District-level planning is the next step. With Uttar Pradesh alone as populous as Indonesia and its districts as large as Indonesian provinces, the importance of local planning cannot be ignored. Encouragingly, the state government has begun drafting district growth plans, an approach that must spread nationwide. Development cannot be dictated from the top down. It must emerge from local pressures, democratic demands and the aspirations of citizens. The role of policymakers and advisors is to enable this process, to ensure supply-side constraints are eased and to support local reforms that generate growth.

The backdrop to all of this is surprisingly positive. Post-pandemic growth has exceeded expectations. Global shocks, rather than derailing progress, have created an environment more open to bold, disruptive reforms. Citizens, businesses and leaders alike appear more willing to embrace transformation.

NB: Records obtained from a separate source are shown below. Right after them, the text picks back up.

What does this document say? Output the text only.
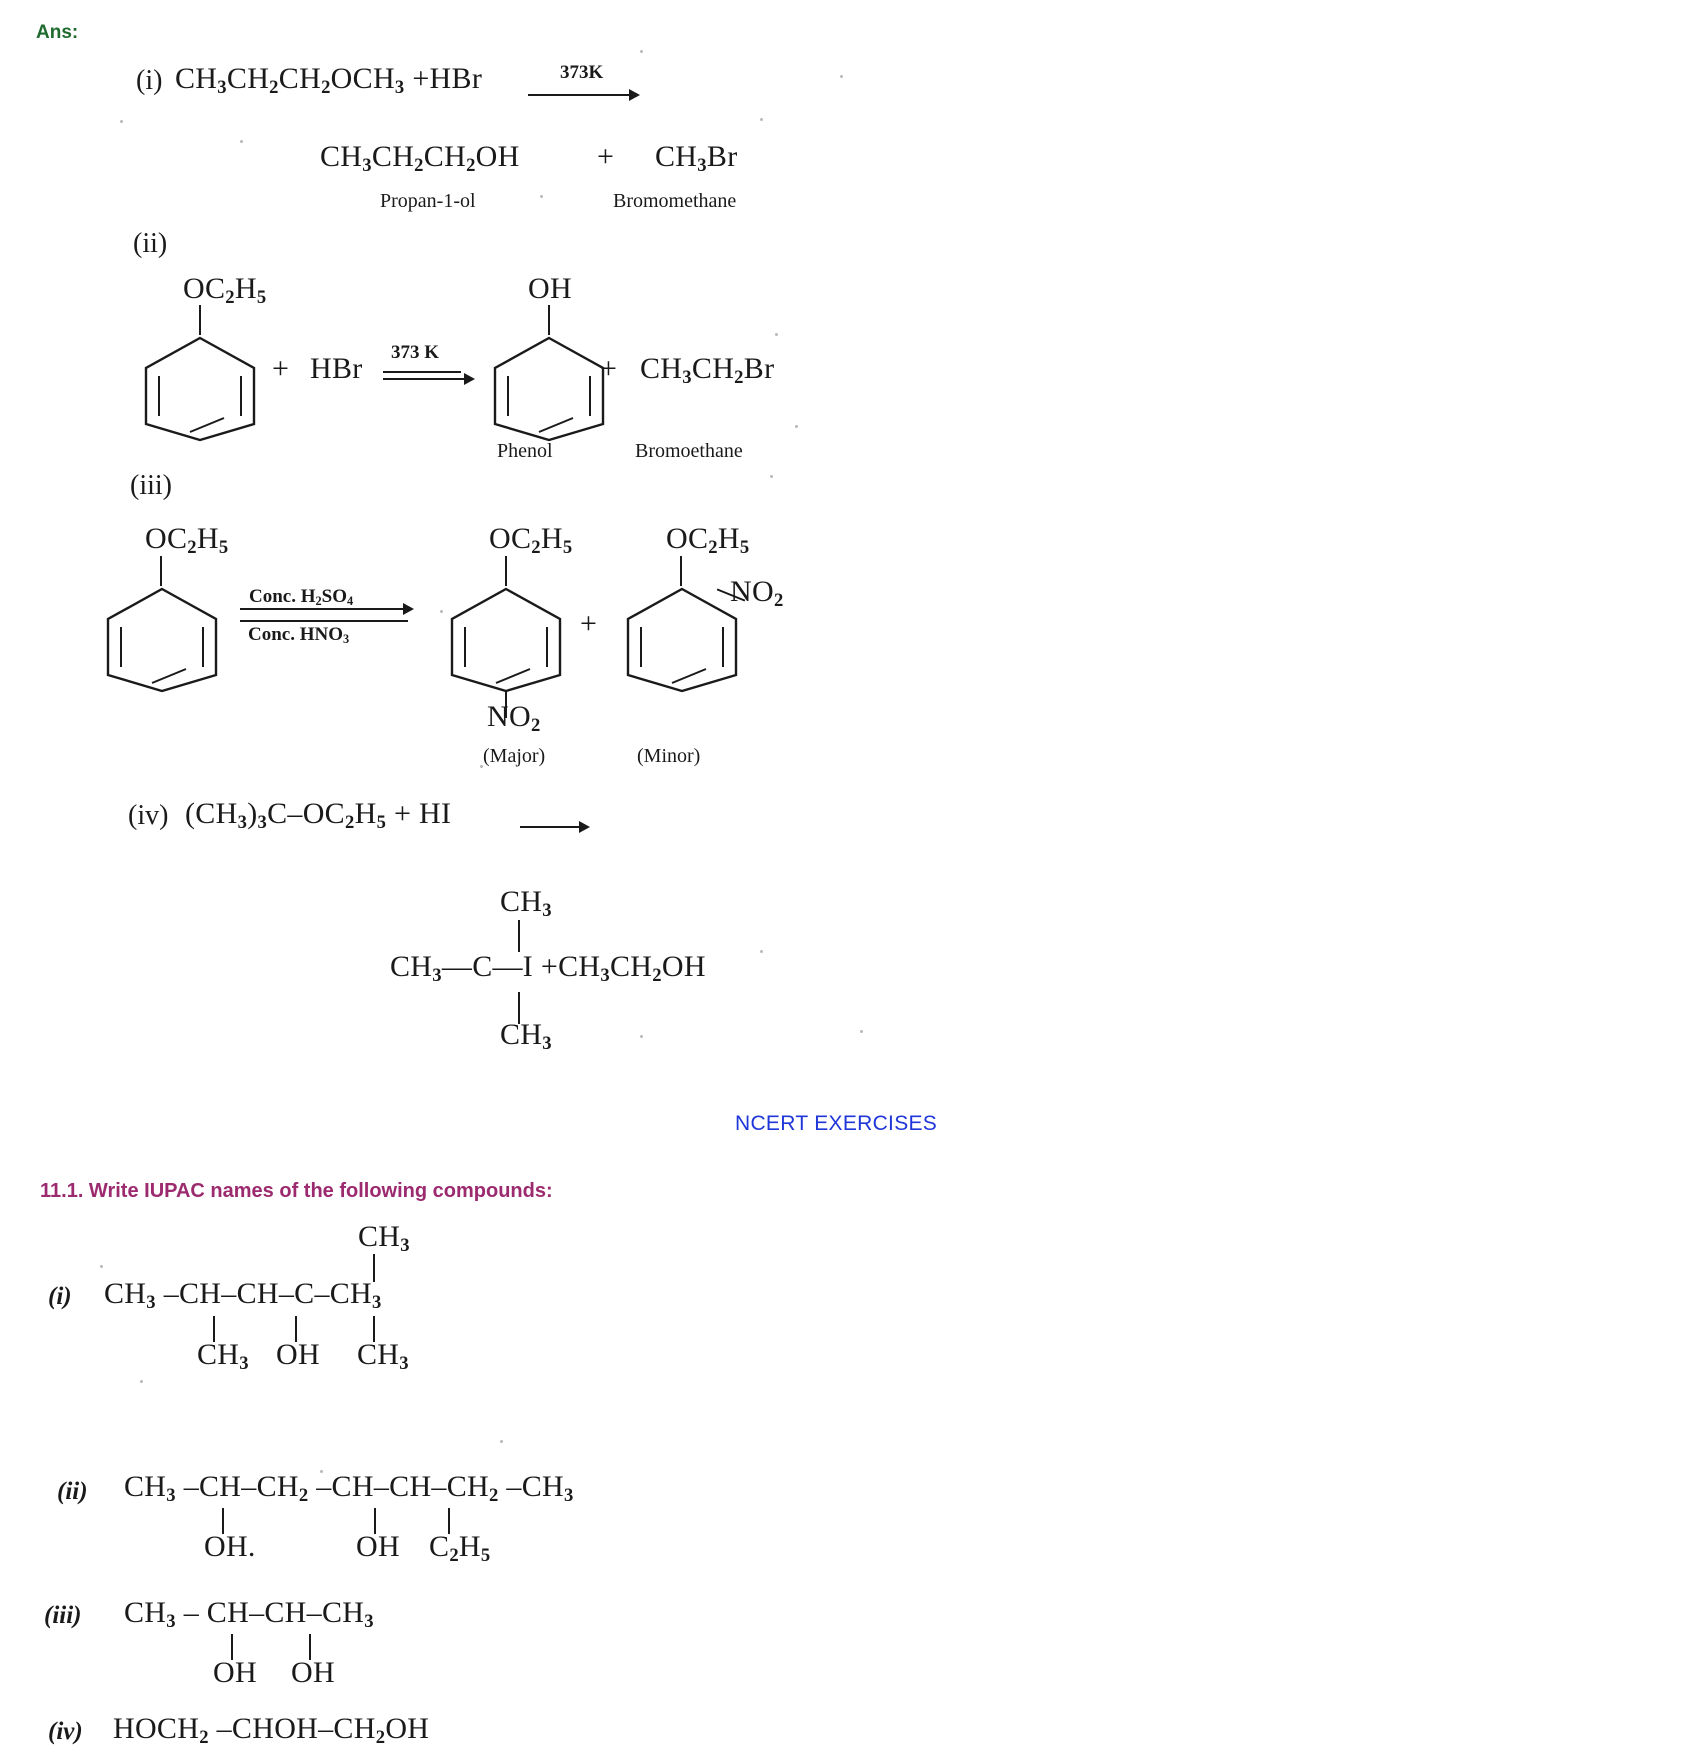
Ans:
(i) $CH_3CH_2CH_2OCH_3 +HBr$	373K
$CH_3CH_2CH_2OH$	+ $CH_3Br$
Propan-1-ol	Bromomethane
(ii)
$OC_2H_5$
+ HBr 373 K
OH
+ $CH_3CH_2Br$
Phenol	Bromoethane
(iii)
$OC_2H_5$
Conc. $H_2SO_4$
Conc. $HNO_3$
$OC_2H_5$
$NO_2$
+
$OC_2H_5$
$NO_2$
(Major)	(Minor)
(iv) $(CH_3)_3C-OC_2H_5$ + HI
$CH_3$
$CH_3—C—I +CH_3CH_2OH$
$CH_3$
NCERT EXERCISES
11.1. Write IUPAC names of the following compounds:
$CH_3$
(i) $CH_3$ $-CH-CH-C-CH_3$
$CH_3$ OH $CH_3$
(ii) $CH_3$ $-CH-CH_2$ $-CH-CH-CH_2$ $-CH_3$
OH.	OH $C_2H_5$
(iii) $CH_3 - CH-CH-CH_3$
OH OH
(iv) $HOCH_2$ $-CHOH-CH_2OH$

The challenge remains immense: to grow quickly, inclusively and sustainably, before demographic advantages fade. Yet the opportunities are equally immense. Capital is cheaper than ever, entrepreneurial ecosystems are diversifying, state-level reforms are accelerating and urban demand promises to unleash decades of growth.

This journey is without precedent. No nation has combined rapid growth, universal democracy and swift demographic change in quite this way. But if reforms continue, if state-level competition deepens, if urban and district-level governance is empowered and if inequality is contained through inclusive finance, then the dream of becoming a developed nation within a generation is not only possible—it is within reach.